Gay Rights and Some Logical Fallacies 12 June 2006Posted by Todd in Democratic Theory, Gay Rights, Homosexuality, Inequality & Stratification, Philosophy & Social Theory.
[A further refinement of my argument about the biological origins of homosexuality and their relationship to our current arguments about equality and freedom for gay men and women in the United States:]
Natural = Moral
This is called, loosely, the “naturalistic fallacy” (philosophers have tighter definitions of this fallacy, but this will do for my purposes). The naturalistic fallacy argues that something that is natural is necessarily moral. The fallacy does not mean that things which are natural aren't moral, just that they aren't necessarily so. There is also an inverse fallacy, the "moralistic fallacy," which is that the current moral construction of something in society is natural. Anti-gay forces make this moralistic fallacy in their assumption that their construction of morality (i.e., monogamous, sexually excluse, heterosexual, nuclear family unit) is necessarily natural. The naturalistic fallacy is made by the pro-gay advocates in defending themselves in the public sphere.
It is important to point out that in fact as the dominant cultural force and defenders of status quo, the anti-gay forces are the ones in the position to define the terms of the argument, and they have defined it around naturalness. Because they don't have scientific backing on their argument, for the past 10 years they've been trying to move away from it, but it is still at the core of their rationale for disallowing homosexuality and institutionalizing second-class citizenship.

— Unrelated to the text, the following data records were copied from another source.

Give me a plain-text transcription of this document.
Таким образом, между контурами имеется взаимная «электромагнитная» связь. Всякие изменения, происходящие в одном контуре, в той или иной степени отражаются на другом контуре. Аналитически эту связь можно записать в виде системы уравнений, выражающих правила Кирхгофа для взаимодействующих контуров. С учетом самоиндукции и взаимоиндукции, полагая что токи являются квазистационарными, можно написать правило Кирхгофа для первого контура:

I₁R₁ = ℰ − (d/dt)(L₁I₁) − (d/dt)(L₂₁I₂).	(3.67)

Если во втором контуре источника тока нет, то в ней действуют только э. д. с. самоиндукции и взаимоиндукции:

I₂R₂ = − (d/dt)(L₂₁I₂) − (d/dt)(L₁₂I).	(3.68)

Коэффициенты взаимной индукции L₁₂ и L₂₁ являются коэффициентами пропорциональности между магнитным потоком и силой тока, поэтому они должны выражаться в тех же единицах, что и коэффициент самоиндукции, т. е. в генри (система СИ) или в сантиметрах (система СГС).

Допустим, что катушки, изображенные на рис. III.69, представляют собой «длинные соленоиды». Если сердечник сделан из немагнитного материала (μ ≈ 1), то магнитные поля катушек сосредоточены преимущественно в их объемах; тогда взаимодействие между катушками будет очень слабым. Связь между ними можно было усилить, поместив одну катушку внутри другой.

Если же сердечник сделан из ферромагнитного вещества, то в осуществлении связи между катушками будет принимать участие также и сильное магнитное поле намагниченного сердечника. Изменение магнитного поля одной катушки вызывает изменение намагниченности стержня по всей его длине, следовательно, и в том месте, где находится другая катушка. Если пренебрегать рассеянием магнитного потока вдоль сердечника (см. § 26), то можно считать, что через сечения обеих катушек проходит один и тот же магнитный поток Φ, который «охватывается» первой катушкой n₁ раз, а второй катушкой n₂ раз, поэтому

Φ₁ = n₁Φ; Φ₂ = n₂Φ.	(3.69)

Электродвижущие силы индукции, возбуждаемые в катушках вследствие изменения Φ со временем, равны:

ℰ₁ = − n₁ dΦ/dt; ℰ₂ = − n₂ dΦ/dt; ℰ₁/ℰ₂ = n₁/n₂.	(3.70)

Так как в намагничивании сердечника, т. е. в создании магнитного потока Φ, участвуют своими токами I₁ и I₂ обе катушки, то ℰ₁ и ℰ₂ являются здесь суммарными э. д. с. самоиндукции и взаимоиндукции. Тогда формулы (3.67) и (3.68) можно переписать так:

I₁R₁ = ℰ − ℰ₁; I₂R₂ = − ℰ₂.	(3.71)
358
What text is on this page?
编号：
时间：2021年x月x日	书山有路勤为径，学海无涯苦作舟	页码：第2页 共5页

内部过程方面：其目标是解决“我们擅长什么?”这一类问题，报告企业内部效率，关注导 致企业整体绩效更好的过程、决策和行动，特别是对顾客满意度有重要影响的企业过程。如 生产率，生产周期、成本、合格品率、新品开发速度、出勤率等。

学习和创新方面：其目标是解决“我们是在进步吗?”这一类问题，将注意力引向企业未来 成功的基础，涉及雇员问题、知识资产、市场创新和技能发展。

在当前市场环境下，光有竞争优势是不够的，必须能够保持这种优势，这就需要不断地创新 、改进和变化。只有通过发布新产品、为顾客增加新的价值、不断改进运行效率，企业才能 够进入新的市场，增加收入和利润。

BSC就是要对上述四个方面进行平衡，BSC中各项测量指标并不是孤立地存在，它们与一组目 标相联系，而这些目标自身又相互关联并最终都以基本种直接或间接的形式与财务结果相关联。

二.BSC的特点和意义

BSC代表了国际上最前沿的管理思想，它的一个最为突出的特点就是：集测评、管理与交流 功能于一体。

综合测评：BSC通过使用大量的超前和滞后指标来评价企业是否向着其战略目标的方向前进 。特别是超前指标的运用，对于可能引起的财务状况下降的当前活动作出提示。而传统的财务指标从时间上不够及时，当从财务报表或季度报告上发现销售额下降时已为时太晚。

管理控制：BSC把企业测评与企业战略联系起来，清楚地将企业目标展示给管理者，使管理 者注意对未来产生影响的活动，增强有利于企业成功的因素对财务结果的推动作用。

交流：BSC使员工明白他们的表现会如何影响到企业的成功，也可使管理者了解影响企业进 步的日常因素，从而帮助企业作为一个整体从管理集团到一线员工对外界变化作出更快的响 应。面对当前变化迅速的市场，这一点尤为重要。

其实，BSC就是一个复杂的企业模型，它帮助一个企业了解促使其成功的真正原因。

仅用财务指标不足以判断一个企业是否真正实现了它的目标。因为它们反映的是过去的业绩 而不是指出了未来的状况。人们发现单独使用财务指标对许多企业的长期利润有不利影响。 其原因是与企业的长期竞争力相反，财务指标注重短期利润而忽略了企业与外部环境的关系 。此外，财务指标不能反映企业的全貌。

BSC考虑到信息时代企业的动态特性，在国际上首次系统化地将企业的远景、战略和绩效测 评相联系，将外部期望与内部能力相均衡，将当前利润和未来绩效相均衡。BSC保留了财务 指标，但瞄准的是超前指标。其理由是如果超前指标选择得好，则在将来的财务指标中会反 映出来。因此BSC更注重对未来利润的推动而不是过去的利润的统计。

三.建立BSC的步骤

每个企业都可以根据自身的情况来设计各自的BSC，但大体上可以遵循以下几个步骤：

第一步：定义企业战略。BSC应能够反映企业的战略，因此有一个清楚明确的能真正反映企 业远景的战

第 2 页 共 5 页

The key problem with this whole line of reasoning and the whole question of morality in the public sphere is that democracies were set up on the principle that moral debates were private. The public sphere functions on determining harm and foreclosing or denying rights only when harm is the result. Harm in democracies has the narrowest of definitions, and means only the infringement of another individual's rights. This switch away from morality and religion, toward rational weighing of individual rights was a brilliant move which aimed to stop incredible amounts of violence which had been wracking Europe for a few hundred years at the time. One of the biggest problems with American democracy is that we've never fully enacted disestablishmentarianism (i.e., get the church the fuck out of my democracy).
In any case, although I think homosexuality is completely natural (that is, it's a biological part of the human phenotypic diversity), I think people should start screaming loud and long about the democratic harm principle. I challenge anyone to think of a rational reason why homosexuality should be in any way restricted (other than the ways that we would likewise restrict heterosexuality) and why homosexual persons should not receive equal treatment under the law, including all the same rights and privileges as hets. I have never heard a single compelling argument based in the democratic harm principle.
Anti-gay forces have three arguments: 1) it has ever been thus (revealing their utter ignorance of history and anthropology), an argument that is neither here nor there, as tradition is never an acceptable end-in-itself in a democracy; or 2) it's unnatural (revealing their utter ignorance of biology, genetics, evolution, anthropology) and therefore immoral, the naturalistic fallacy that is neither here nor there in democracy; or 3) god says so, but god has no place or power in a democratic public sphere. None of these goes to the harm principle, therefore none of them is acceptable reasons for the abridging of rights in a democracy.